Question

Sum of squares of the deviations is minimum when deviations are taken from
$A.$ Mean
$B.$ Median
$C.$ Mode
$D.$ Zero

Answer 1

Hint:
The arithmetic average of the series disperses the whole series into individual minimum values therefore the sum of their squares is minimum.

Complete step by step solution:
When we take deviations around any arbitrary constant and we square them and sum them it will be minimum that is, Let the observations,
$\begin{array}{rl}& X\\ & X_1\\ & X_2\\ & .\\ & .\\ & .\\ & X_n\end{array}$
Then the arbitrary constants,
  $\begin{array}{rl}& X-A\\ & X_1-A\\ & X_2-A\\ & .\\ & .\\ & .\\ & X_n-A\end{array}$
Then we have to square this we get,
$\begin{array}{rl}& {(X-A)}^2\\ & {(X_1-A)}^2\\ & {(X_2-A)}^2\\ & .\\ & .\\ & .\\ & {(X_n-A)}^2\end{array}$
Then we sum the squares value we get $\sum {(X-A)}^2$
Basically we need to minimize the term $\sum {(X-A)}^2$
This sum is minimum only when $A=\bar{X}$
Always the value of this summation is greater than the similar value around mean.
So we have,
$\Rightarrow \sum {(X-A)}^2\ge \sum (X-\bar{X})\mathrm{\forall }A$
Also we can simply say,
$\Rightarrow \sum {(X-A)}^2\succ \sum {(X-X)}^2,A\ne \bar{X}$
Both are the same value.
How we can prove this means let take,
$\Rightarrow Y=\sum {(X-A)}^2$
If we want to minimize the term we know that we need to differentiate the term with respect to $A$
Then differentiate the term we get,
$\Rightarrow {\displaystyle \frac{\partial Y}{\partial A}}=2\sum (X-A)(-1)$
We know the first order condition,
That is,
$\Rightarrow {\displaystyle \frac{\partial Y}{\partial A}}=0$
So we take,
$\Rightarrow 2\sum (X-A)(-1)=0$
We do further,
$\Rightarrow 2\sum X=2\sum A$
Then we have,
$\Rightarrow \sum X=\sum A$
Then we can say the summation of arbitrary constant as $nA$
$\Rightarrow \sum X=nA$
$\Rightarrow A={\displaystyle \frac{\sum X}{n}}$
Now the first order condition is about two things one is maximum and another is minimum.

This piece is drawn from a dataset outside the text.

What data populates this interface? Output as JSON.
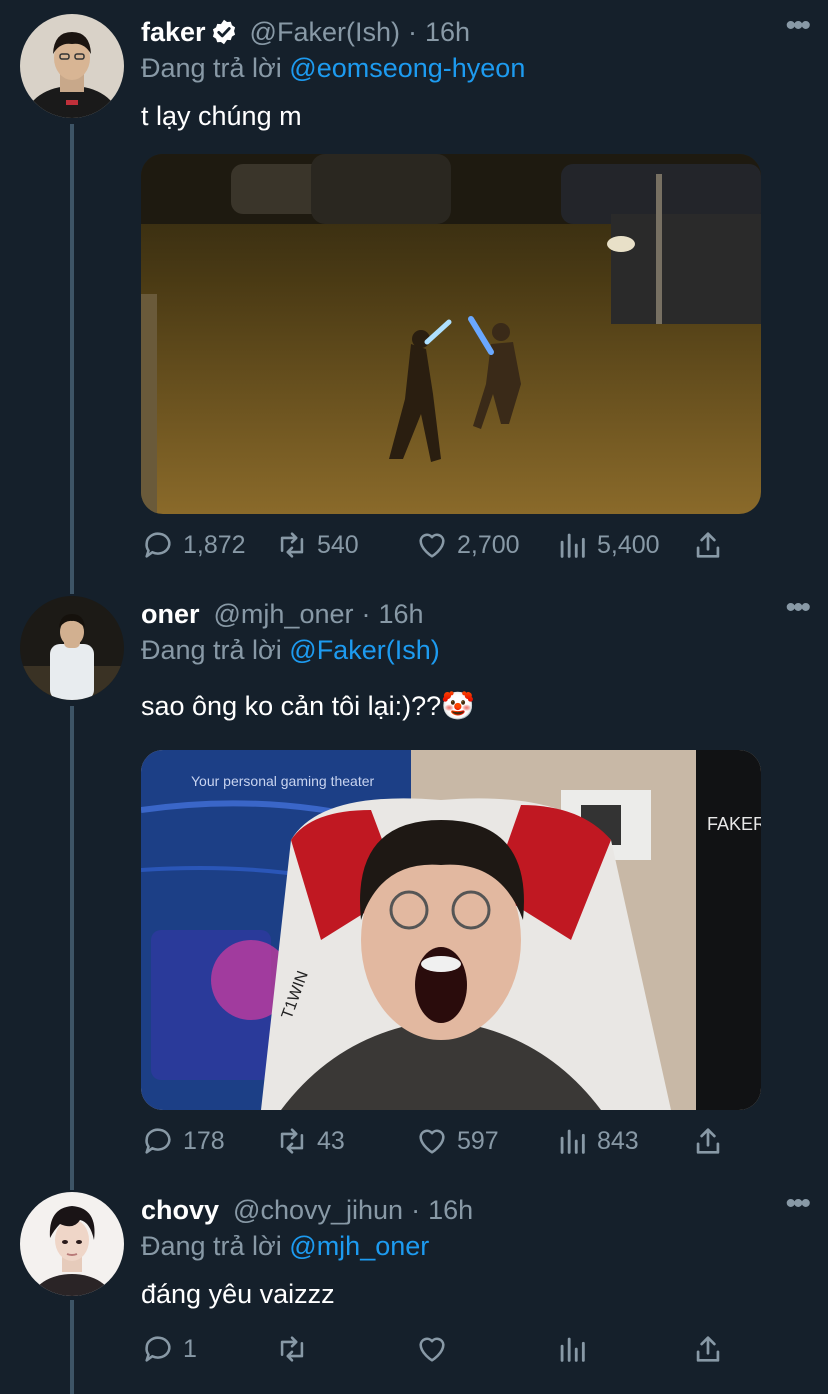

So we go for second order conditions. So we get,
$\Rightarrow {\displaystyle \frac{\partial Y}{\partial A}}=2\sum (X-A)(-1)$
Here $X$ is constant, $A$ is variable.
$\Rightarrow {\displaystyle \frac{{\partial }^{2}Y}{\partial A^2}}=-2\sum (-1)$
$\Rightarrow {\displaystyle \frac{{\partial }^{2}Y}{\partial A^2}}=2n\succ 0$
Now we are minimized the term $\sum {(X-A)}^2$
So we conclude that,
Sum of squares of the deviations is minimum when deviations are taken from the mean.

Note:
The sum of the squares of deviations of a set of values is minimum when taken about arithmetic mean.